I do not know how long an antelope lives, probably Lulu has died a long time ago.

Often, very often, in the quiet hours of daybreak, I have dreamed that I have heard Lulu’s clear bell, and in my sleep my heart has run full of joy, I have woken up expecting something very strange and sweet to happen, just now, in a moment.

When I have then lain and thought of Lulu, I have wondered if in her life in the woods she ever dreamed of the bell. Would there pass in her mind, like shadows upon water, pictures of people and dogs?

If I know a song of Africa,—I thought,—of the Giraffe, and the African new moon lying on her back, of the ploughs in the fields, and the sweaty faces of the coffee-pickers, does Africa know a song of me? Would the air over the plain quiver with a colour that I had had on, or the children invent a game in which my name was, or the full moon throw a shadow over the gravel of the drive that was like me, or would the eagles of Ngong look out for me?

I have not heard from Lulu, since I went away, but from Kamante I have heard, and from my other houseboys in Africa. It is not more than a month since I had the last letter from him. But these communications from Africa come to me in a strange, unreal way, and are more like shadows, or mirages, than like news of a reality.
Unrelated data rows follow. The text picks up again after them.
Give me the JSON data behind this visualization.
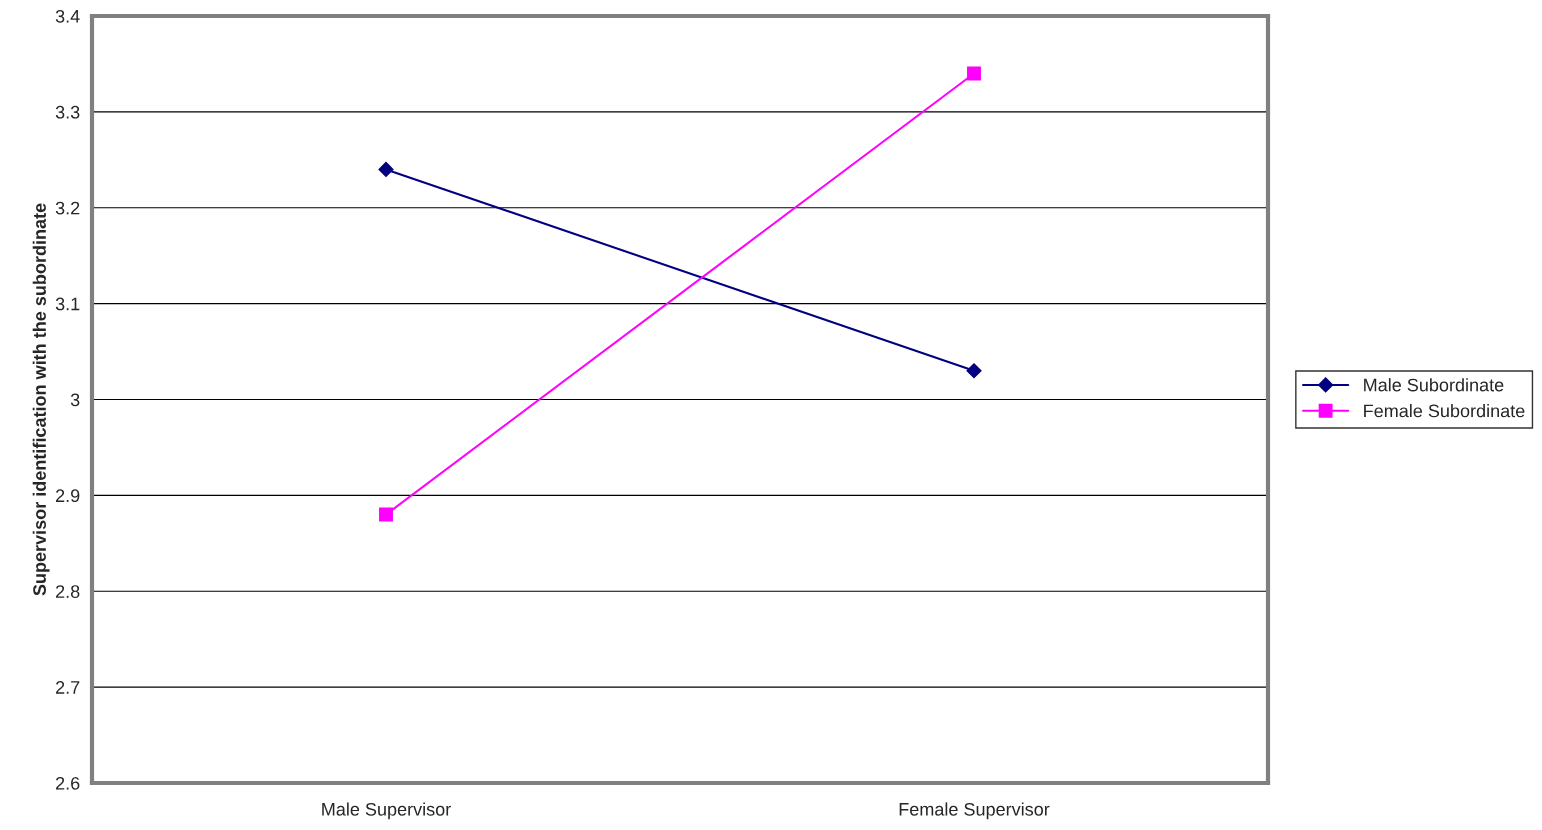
{
  "chart_data": {
    "type": "line",
    "ylabel": "Supervisor identification with the subordinate",
    "categories": [
      "Male Supervisor",
      "Female Supervisor"
    ],
    "series": [
      {
        "name": "Male Subordinate",
        "color": "#000080",
        "marker": "diamond",
        "values": [
          3.24,
          3.03
        ]
      },
      {
        "name": "Female Subordinate",
        "color": "#ff00ff",
        "marker": "square",
        "values": [
          2.88,
          3.34
        ]
      }
    ],
    "ylim": [
      2.6,
      3.4
    ],
    "yticks": [
      2.6,
      2.7,
      2.8,
      2.9,
      3,
      3.1,
      3.2,
      3.3,
      3.4
    ],
    "grid": "y",
    "legend": "right",
    "line_style": "solid"
  }
}
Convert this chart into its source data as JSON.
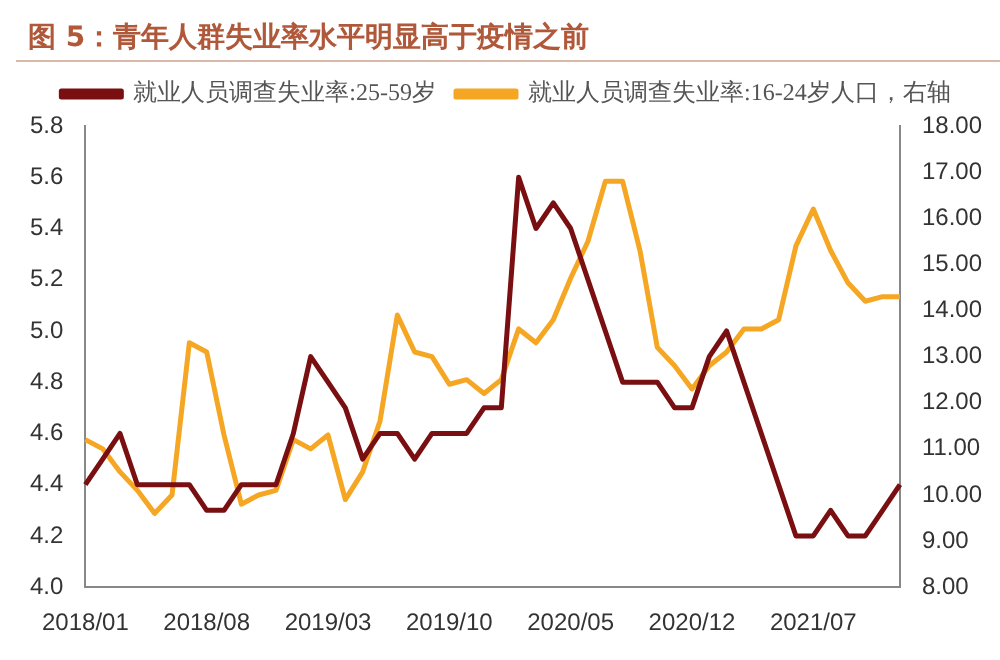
{
  "chart_data": {
    "type": "line",
    "title": "图 5：青年人群失业率水平明显高于疫情之前",
    "categories": [
      "2018/01",
      null,
      null,
      null,
      null,
      null,
      null,
      "2018/08",
      null,
      null,
      null,
      null,
      null,
      null,
      "2019/03",
      null,
      null,
      null,
      null,
      null,
      null,
      "2019/10",
      null,
      null,
      null,
      null,
      null,
      null,
      "2020/05",
      null,
      null,
      null,
      null,
      null,
      null,
      "2020/12",
      null,
      null,
      null,
      null,
      null,
      null,
      "2021/07",
      null,
      null,
      null,
      null,
      null
    ],
    "series": [
      {
        "name": "就业人员调查失业率:25-59岁",
        "color": "#7a0f12",
        "values": [
          4.4,
          4.5,
          4.6,
          4.4,
          4.4,
          4.4,
          4.4,
          4.3,
          4.3,
          4.4,
          4.4,
          4.4,
          4.6,
          4.9,
          4.8,
          4.7,
          4.5,
          4.6,
          4.6,
          4.5,
          4.6,
          4.6,
          4.6,
          4.7,
          4.7,
          5.6,
          5.4,
          5.5,
          5.4,
          5.2,
          5.0,
          4.8,
          4.8,
          4.8,
          4.7,
          4.7,
          4.9,
          5.0,
          4.8,
          4.6,
          4.4,
          4.2,
          4.2,
          4.3,
          4.2,
          4.2,
          4.3,
          4.4
        ]
      },
      {
        "name": "就业人员调查失业率:16-24岁人口，右轴",
        "color": "#f5a623",
        "axis": "y2",
        "values": [
          11.2,
          11.0,
          10.5,
          10.1,
          9.6,
          10.0,
          13.3,
          13.1,
          11.3,
          9.8,
          10.0,
          10.1,
          11.2,
          11.0,
          11.3,
          9.9,
          10.5,
          11.6,
          13.9,
          13.1,
          13.0,
          12.4,
          12.5,
          12.2,
          12.5,
          13.6,
          13.3,
          13.8,
          14.7,
          15.5,
          16.8,
          16.8,
          15.3,
          13.2,
          12.8,
          12.3,
          12.8,
          13.1,
          13.6,
          13.6,
          13.8,
          15.4,
          16.2,
          15.3,
          14.6,
          14.2,
          14.3,
          14.3
        ]
      }
    ],
    "ylim": [
      4.0,
      5.8
    ],
    "yticks": [
      {
        "value": 4.0,
        "label": "4.0"
      },
      {
        "value": 4.2,
        "label": "4.2"
      },
      {
        "value": 4.4,
        "label": "4.4"
      },
      {
        "value": 4.6,
        "label": "4.6"
      },
      {
        "value": 4.8,
        "label": "4.8"
      },
      {
        "value": 5.0,
        "label": "5.0"
      },
      {
        "value": 5.2,
        "label": "5.2"
      },
      {
        "value": 5.4,
        "label": "5.4"
      },
      {
        "value": 5.6,
        "label": "5.6"
      },
      {
        "value": 5.8,
        "label": "5.8"
      }
    ],
    "y2lim": [
      8,
      18
    ],
    "y2ticks": [
      {
        "value": 8,
        "label": "8.00"
      },
      {
        "value": 9,
        "label": "9.00"
      },
      {
        "value": 10,
        "label": "10.00"
      },
      {
        "value": 11,
        "label": "11.00"
      },
      {
        "value": 12,
        "label": "12.00"
      },
      {
        "value": 13,
        "label": "13.00"
      },
      {
        "value": 14,
        "label": "14.00"
      },
      {
        "value": 15,
        "label": "15.00"
      },
      {
        "value": 16,
        "label": "16.00"
      },
      {
        "value": 17,
        "label": "17.00"
      },
      {
        "value": 18,
        "label": "18.00"
      }
    ],
    "grid": false,
    "legend": "top",
    "marker": "none",
    "line_style": "solid"
  }
}
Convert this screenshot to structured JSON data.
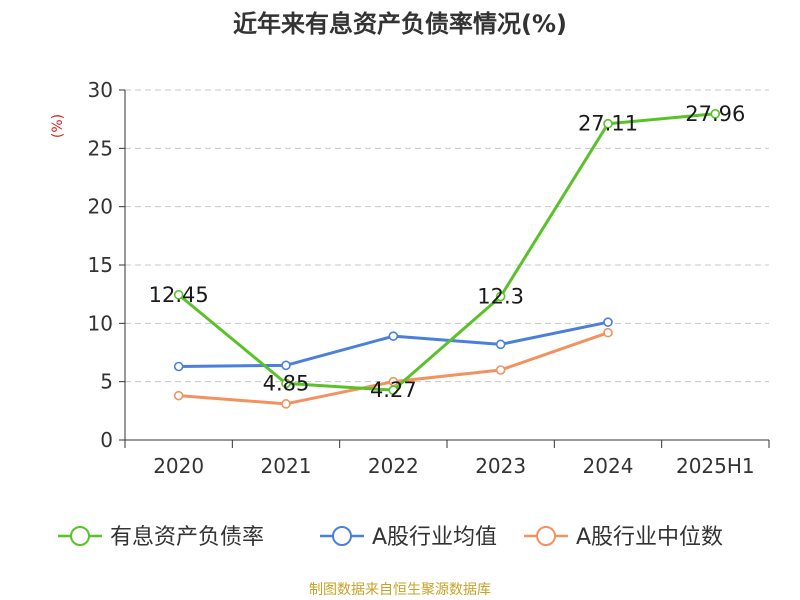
{
  "chart_data": {
    "type": "line",
    "title": "近年来有息资产负债率情况(%)",
    "ylabel": "(%)",
    "xlabel": "",
    "categories": [
      "2020",
      "2021",
      "2022",
      "2023",
      "2024",
      "2025H1"
    ],
    "ylim": [
      0,
      30
    ],
    "yticks": [
      0,
      5,
      10,
      15,
      20,
      25,
      30
    ],
    "grid": true,
    "legend_position": "bottom",
    "series": [
      {
        "name": "有息资产负债率",
        "color": "#5ac229",
        "values": [
          12.45,
          4.85,
          4.27,
          12.3,
          27.11,
          27.96
        ],
        "labels": [
          "12.45",
          "4.85",
          "4.27",
          "12.3",
          "27.11",
          "27.96"
        ]
      },
      {
        "name": "A股行业均值",
        "color": "#4a7fdc",
        "values": [
          6.3,
          6.4,
          8.9,
          8.2,
          10.1,
          null
        ]
      },
      {
        "name": "A股行业中位数",
        "color": "#f3915f",
        "values": [
          3.8,
          3.1,
          5.0,
          6.0,
          9.2,
          null
        ]
      }
    ],
    "source": "制图数据来自恒生聚源数据库",
    "source_color": "#c9a227",
    "ylabel_color": "#e02020"
  }
}
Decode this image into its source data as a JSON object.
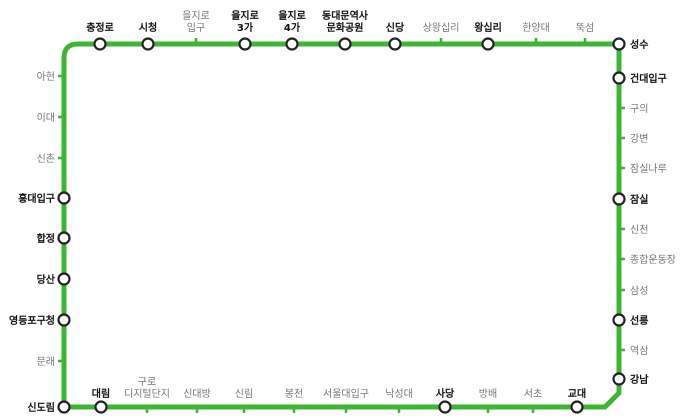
{
  "line": {
    "color": "#3cb532",
    "transfer_fill": "#ffffff",
    "transfer_stroke": "#222222"
  },
  "stations": [
    {
      "id": "chungjeongno",
      "lines": [
        "충정로"
      ],
      "transfer": true
    },
    {
      "id": "city-hall",
      "lines": [
        "시청"
      ],
      "transfer": true
    },
    {
      "id": "euljiro-ipgu",
      "lines": [
        "을지로",
        "입구"
      ],
      "transfer": false
    },
    {
      "id": "euljiro-3ga",
      "lines": [
        "을지로",
        "3가"
      ],
      "transfer": true
    },
    {
      "id": "euljiro-4ga",
      "lines": [
        "을지로",
        "4가"
      ],
      "transfer": true
    },
    {
      "id": "ddp",
      "lines": [
        "동대문역사",
        "문화공원"
      ],
      "transfer": true
    },
    {
      "id": "sindang",
      "lines": [
        "신당"
      ],
      "transfer": true
    },
    {
      "id": "sangwangsimni",
      "lines": [
        "상왕십리"
      ],
      "transfer": false
    },
    {
      "id": "wangsimni",
      "lines": [
        "왕십리"
      ],
      "transfer": true
    },
    {
      "id": "hanyang-univ",
      "lines": [
        "한양대"
      ],
      "transfer": false
    },
    {
      "id": "ttukseom",
      "lines": [
        "뚝섬"
      ],
      "transfer": false
    },
    {
      "id": "seongsu",
      "lines": [
        "성수"
      ],
      "transfer": true
    },
    {
      "id": "konkuk-univ",
      "lines": [
        "건대입구"
      ],
      "transfer": true
    },
    {
      "id": "guui",
      "lines": [
        "구의"
      ],
      "transfer": false
    },
    {
      "id": "gangbyeon",
      "lines": [
        "강변"
      ],
      "transfer": false
    },
    {
      "id": "jamsillaru",
      "lines": [
        "잠실나루"
      ],
      "transfer": false
    },
    {
      "id": "jamsil",
      "lines": [
        "잠실"
      ],
      "transfer": true
    },
    {
      "id": "jamsilsaenae",
      "lines": [
        "신천"
      ],
      "transfer": false
    },
    {
      "id": "sports-complex",
      "lines": [
        "종합운동장"
      ],
      "transfer": false
    },
    {
      "id": "samseong",
      "lines": [
        "삼성"
      ],
      "transfer": false
    },
    {
      "id": "seolleung",
      "lines": [
        "선릉"
      ],
      "transfer": true
    },
    {
      "id": "yeoksam",
      "lines": [
        "역삼"
      ],
      "transfer": false
    },
    {
      "id": "gangnam",
      "lines": [
        "강남"
      ],
      "transfer": true
    },
    {
      "id": "gyodae",
      "lines": [
        "교대"
      ],
      "transfer": true
    },
    {
      "id": "seocho",
      "lines": [
        "서초"
      ],
      "transfer": false
    },
    {
      "id": "bangbae",
      "lines": [
        "방배"
      ],
      "transfer": false
    },
    {
      "id": "sadang",
      "lines": [
        "사당"
      ],
      "transfer": true
    },
    {
      "id": "nakseongdae",
      "lines": [
        "낙성대"
      ],
      "transfer": false
    },
    {
      "id": "snu",
      "lines": [
        "서울대입구"
      ],
      "transfer": false
    },
    {
      "id": "bongcheon",
      "lines": [
        "봉천"
      ],
      "transfer": false
    },
    {
      "id": "sillim",
      "lines": [
        "신림"
      ],
      "transfer": false
    },
    {
      "id": "sindaebang",
      "lines": [
        "신대방"
      ],
      "transfer": false
    },
    {
      "id": "guro-digital",
      "lines": [
        "구로",
        "디지털단지"
      ],
      "transfer": false
    },
    {
      "id": "daerim",
      "lines": [
        "대림"
      ],
      "transfer": true
    },
    {
      "id": "sindorim",
      "lines": [
        "신도림"
      ],
      "transfer": true
    },
    {
      "id": "mullae",
      "lines": [
        "문래"
      ],
      "transfer": false
    },
    {
      "id": "yeongdeungpo-gu-office",
      "lines": [
        "영등포구청"
      ],
      "transfer": true
    },
    {
      "id": "dangsan",
      "lines": [
        "당산"
      ],
      "transfer": true
    },
    {
      "id": "hapjeong",
      "lines": [
        "합정"
      ],
      "transfer": true
    },
    {
      "id": "hongik-univ",
      "lines": [
        "홍대입구"
      ],
      "transfer": true
    },
    {
      "id": "sinchon",
      "lines": [
        "신촌"
      ],
      "transfer": false
    },
    {
      "id": "ewha",
      "lines": [
        "이대"
      ],
      "transfer": false
    },
    {
      "id": "ahyeon",
      "lines": [
        "아현"
      ],
      "transfer": false
    }
  ]
}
For Kamante cannot write, and he does not know English. When he, or my other people, take it into their heads to send me their tidings, they go to one of the professional Indian or Native letter-writers who are sitting with their writing desk, paper, pen and ink, outside the Post Offices, and explain to them what shall be in the letter. The professional writers do not know much English either, and can hardly be said to know how to write, but they themselves believe that they can. To show off their skill they enrich the letters with a number of flourishes, which makes them difficult to decipher. They have also a habit of writing the letters in three or four different kinds of ink, and, whatever their motive for this is, it gives the impression that they are short of ink and are squeezing the last drop out of a number of ink-bottles. From all these efforts come the sort of messages that people got from the Oracle of Delphi. There is a depth in the letters that I get, you feel that there is some vital communication which has been heavy on the heart of the sender, which had made him walk in a long way from the Kikuyu Reserve to the Post Office. But it is wrapped up in darkness. The cheap and dirty little sheet of paper that, when it comes to you, has travelled many thousand miles, seems to speak and speak, even to scream to you, but it tells you nothing at all.

Kamante, however, in this as in most other ways was different from other people. As a correspondent he has a manner of his own. He puts three or four letters into the same envelope, and has them marked: 1st Letter, 2nd Letter, and so on. They all contain the same things, repeated over and over. Perhaps he wants to make a deeper impression upon me by repetition, he had that way in talking when there was anything that he particularly wanted me to understand or remember. Perhaps it is difficult for him to break off when he feels that he has got into contact with a friend at such a great distance.

Kamante writes that he has been out of work for a long time. I was not surprised to hear of it, for he was really caviare to the general. I had educated a Royal Cook and left him in a new Colony. It was with him a case of “Open Sesame.” Now the word has been lost, and the stone has closed for good round the mystic treasures that it had in it. Where the great Chef walked in deep thought, full of knowledge, nobody sees anything but a little bandy-legged Kikuyu, a dwarf with a flat, still face.

What has Kamante got to say when he walks in to Nairobi, takes up his stand before the greedy supercilious Indian letter-writer, and expounds to him a message that is to go round half the world? The lines are crooked and there is no order in the phrases of the letter. But Kamante had in him a greatness of soul of which the people who knew him will still hear the note in the cracked disordered music, even as an echo of the harp of the herdboy David.